3.) Practice safe valving
Whether we’re keeping good stuff or bad stuff inside, an explosion is an explosion. Without proper valving, and wise self-management in these really intense seasons, we can be a bomb waiting to happen. So it’s really important to be strategic and make sure we have a fully operational pressure valve, and USE it.
The other day, someone suggested I’m “detached from reality” because I constantly use humor about the stresses I’m facing. What this person didn’t comprehend is that for me, humor is my pressure valve. My way to focus on the good and keep smiling. My way to allow a little of the pressure to escape without damaging anyone. Other valve actions for me are taking time for a cup of tea, baking for friends, visiting Maile’s grave, reading a good book, spending time with our other kitties, or listening to a song that moves me.
For Dennis, a quick ride on his motorcycle, time in prayer over a good cup of coffee, or a few quiet minutes watering the yard help him find his center and re-focus.
Whatever your valve is, as long as it’s healthy, USE IT. Take a walk on the beach, paint a sunrise, serve someone else, crank your favorite ColdPlay song and do a war dance in your living room… whatever.

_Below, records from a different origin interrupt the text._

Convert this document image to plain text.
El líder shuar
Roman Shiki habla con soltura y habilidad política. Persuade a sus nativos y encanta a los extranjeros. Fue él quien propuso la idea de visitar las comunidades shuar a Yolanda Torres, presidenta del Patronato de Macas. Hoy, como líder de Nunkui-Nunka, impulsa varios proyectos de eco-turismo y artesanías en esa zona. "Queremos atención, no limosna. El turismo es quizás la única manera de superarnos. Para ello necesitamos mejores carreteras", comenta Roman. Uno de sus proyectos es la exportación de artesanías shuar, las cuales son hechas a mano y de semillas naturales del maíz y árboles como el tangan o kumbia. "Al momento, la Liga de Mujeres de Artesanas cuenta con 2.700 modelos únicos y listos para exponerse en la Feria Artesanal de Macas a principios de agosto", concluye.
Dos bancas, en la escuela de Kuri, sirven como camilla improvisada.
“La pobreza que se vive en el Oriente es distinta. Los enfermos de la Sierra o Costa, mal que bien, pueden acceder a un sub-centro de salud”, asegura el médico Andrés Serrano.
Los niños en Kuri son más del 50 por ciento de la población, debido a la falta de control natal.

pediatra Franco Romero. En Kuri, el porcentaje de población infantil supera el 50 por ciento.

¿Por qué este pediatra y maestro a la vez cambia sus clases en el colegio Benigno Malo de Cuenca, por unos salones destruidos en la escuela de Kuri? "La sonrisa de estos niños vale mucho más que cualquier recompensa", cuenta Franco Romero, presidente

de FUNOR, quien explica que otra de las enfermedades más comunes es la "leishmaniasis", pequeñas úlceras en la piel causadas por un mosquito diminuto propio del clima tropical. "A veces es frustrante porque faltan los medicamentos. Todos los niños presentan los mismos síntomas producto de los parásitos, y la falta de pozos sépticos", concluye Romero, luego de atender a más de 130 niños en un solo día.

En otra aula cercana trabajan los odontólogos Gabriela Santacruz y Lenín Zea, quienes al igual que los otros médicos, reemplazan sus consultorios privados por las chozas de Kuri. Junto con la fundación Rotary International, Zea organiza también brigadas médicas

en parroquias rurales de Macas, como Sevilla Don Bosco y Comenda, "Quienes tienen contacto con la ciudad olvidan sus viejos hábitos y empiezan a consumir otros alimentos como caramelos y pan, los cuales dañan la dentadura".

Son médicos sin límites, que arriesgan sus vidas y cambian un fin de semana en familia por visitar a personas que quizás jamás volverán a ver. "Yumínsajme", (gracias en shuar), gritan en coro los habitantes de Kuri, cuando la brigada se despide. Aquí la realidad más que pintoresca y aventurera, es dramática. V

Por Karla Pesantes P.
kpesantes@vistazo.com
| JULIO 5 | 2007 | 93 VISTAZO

Give yourself permission, and recognize that the use of smart valving isn’t selfish. It is a strategic way to protect yourself and others from shrapnel during seasons of extreme stress.
4.) Anticipate the end result
I’m not gonna lie. I think jam is yummy. It’s good on bread. It’s good on scones. It’s good inside cookies. It’s even good on ice cream. Jam is versatile, and helpful, and an improvement to many of life’s basic food groups. And you know what? The good stuff that’s cooking inside you and me during these horrible times? Just like jam, it’s going to be even better after the pressure cooker’s done. I truly believe that.
One of the best things I discovered, as I was researching life stress this past week, was a another test. This one is from Dr. Richard Rahe, called the Post Traumatic GROWTH Test
I love what he says at the beginning of the test: “The after-effects of trauma are not entirely negative. Over the course of recovery, a person may experience life areas of positive psychological growth.”
Isn’t that hopeful and encouraging? As I took this test, I was really inspired to see the new areas of strength I’ve developed during this horrid, pressure cooker season. I hope you’ll take it, and be encouraged too.
Until then, keep on cooking…and practice safe valving!!